I find the grading at Dartmouth to be very fair. Many STEM courses have enforced medians, which provide transparency for these higher stakes courses. Conversely, many humanities courses are graded more leniently, allowing individual professors license to make the grading an optimal level as to promote collaboration and discussion rather than cut throat competition. I do not believe Dartmouth needs an institution-wide cap on A’s, as Harvard has just mandated.

  • Brendan Hofmann-Carr ’29, Columnist

Dartmouth should not follow Harvard. Nostalgia for tough grading romanticizes an era when elite colleges were finishing schools for the already-privileged, a time when the “gentleman’s C” was painless because the diploma alone signaled status. Today’s students had to hurdle a far higher bar to get here, and they compete in an economy that rewards credentials, not pedigree. Grade caps confuse scarcity with rigor. Forcing excellent work downward does not create excellence, it manufactures hierarchy. That’s not integrity, but bookkeeping.

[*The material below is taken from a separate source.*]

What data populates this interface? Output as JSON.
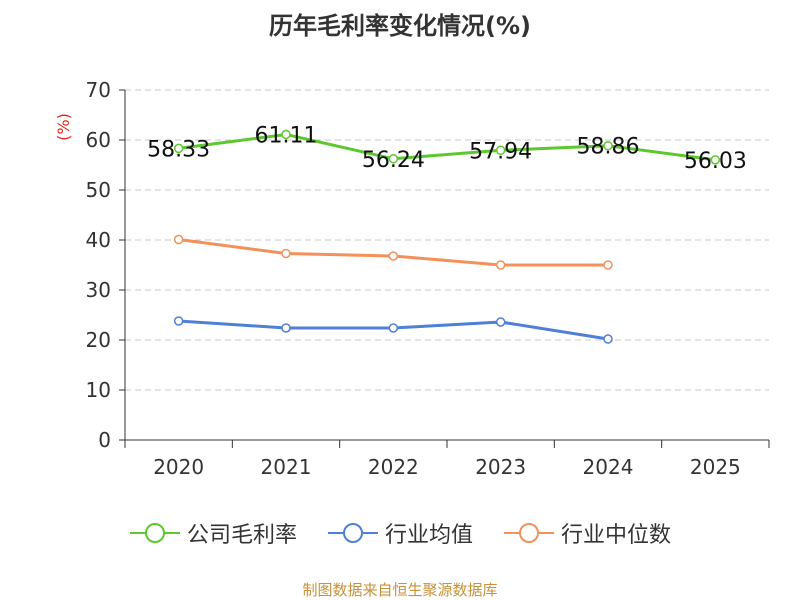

  • Caroline Menna ’29, Columnist

I think that grades at Dartmouth are dumb. They, combined with the hyper-competitive modern economy, create poor incentive structures that prevent actual learning and exploration. For example, many students who are attempting to get jobs in finance major in Economics. However, some will delay taking any economics courses until they have finished recruiting for junior summer internships, taking only layups to pad their GPA so it is competitive for recruiting. 

It doesn’t make sense for some departments to have medians while others do not, and it also doesn’t make sense for some departments to have different medians than other ones. I think that the College must either abolish medians altogether or make it a College-wide policy. This would enforce a standard of judgment that is consistent across the College and prevent people from taking certain classes in certain departments just because they think they might get a better grade in it. 

  • Eli Moyse ’27, Columnist

Opinion articles represent the views of their author(s), which are not necessarily those of The Dartmouth.